The Historical-Political Community
This was the first group I became a part of after separating from Negrohood or Negrodom, meaning the general Black population. In the late 70s-early 80s, I discovered Dr. Ben, then Dr. Clarke. Through Ben I became a Garveyite, Pan-Afrikanist, and developed an undying devotion to Afrikan women. I considered myself a Black Nationalist, eventually a Cultural Nationalist.
I soon found myself engaged in debates with other Black folks that were part of this group, many with a Marxist ideology. Some were textbook Marxists; others were hybrids, with some more nationalist than socialist, others more socialist than nationalist. (Black Marxists primarily located in the political component of this community.) Most Marxists, unlike nationalists, are unashamedly and blatantly devoted to Western thought and history. They have to be, because they have accepted the notion of universal societal development. They also have accepted class struggle as a foundation of societies, evolutionary theory, as it applies to species and society, dialectical materialism, and much, much more. In spite of their reliance on the Western paradigm, Black Marxists, nevertheless, have played a major role in politicizing our people. Often this has been at the expense of racial power, and more towards multi-racial class-based structures, yet, historically they have made important contribution to this community and its overall growth. Where would we be without Hubert Harrison, W.E.B DuBois, C. L. R. James, George Padmore, Paul Robeson, Kwame Nkrumah, Kwame Toure, and many others.
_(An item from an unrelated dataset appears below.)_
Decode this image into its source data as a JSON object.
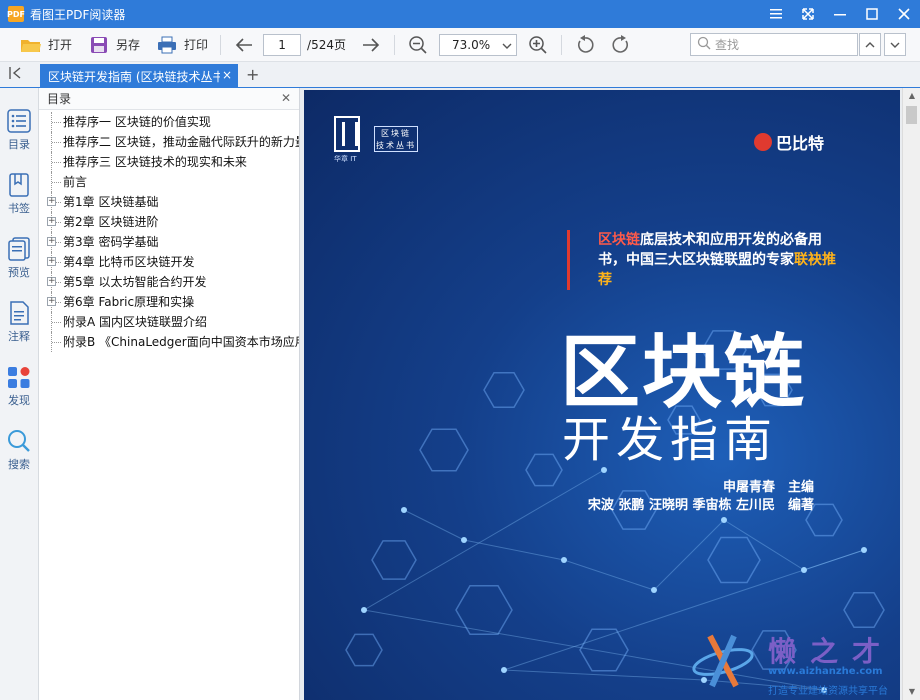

This community was born with the discovery of our history; a history we were told did not exist. Once we found out Kemet was an Afrikan society, and that they were the teachers of the Greeks, who were the foundation of Western civilization, we assumed everything the Greeks developed they borrowed from Kemet. We uncritically adopted the West's Eurocentric interpretation of Kemet, assuming it was a true reflection of Kemet, when it was a perversion, a distortion. It was Egypt--a Hellenistic creation—not Kemet. It was Diop's Two Cradle theory that helped us to understand that Afrikan had their own unique way of perceiving the world. (I have continued to explain these worldview differences in my book, Distorted Truths, offering an existential, epistemological, and ontological approach, while Diop used a historical and linguistic one.) Diop moved us in the right direction, and the concept of Afrocentricity, which also developed from this community, has moved us even further along our restorative path.
But given this community's historical development, coming from deconstructing Eurocentric thought to Afrocentricity, it is perhaps understandable why this community is the slowest in embracing traditional Afrikan spiritual practices. I say this because of what I see—many in this community are atheists, while most are still deeply connected to the Judeo-Christian-Islamic tradition. They clings to these traditions because the ideological basis for them, as well as Greek Philosophy, came from Afrika, Kemet in particular. But these systems were a bastardization of our system. Afrikan thought relies primarily on the intuitive-synthetical faculty, whereas Western thought is logical-analytical. Many of us have learned to see the logical-analytical as the only valid mode. (Afrikan thought also uses this latter mode, but it realizes that the former gives birth to the latter, and that it is actually the “Mother mode.”) Since Afrikan spiritual practices are intuitive-synthetical, involve trance states, and passionate behaviors, our Western trained minds cannot get a grip on them. Hence, we label the practices “spookism” and/or are just plain terrified by them, classifying them as demonic.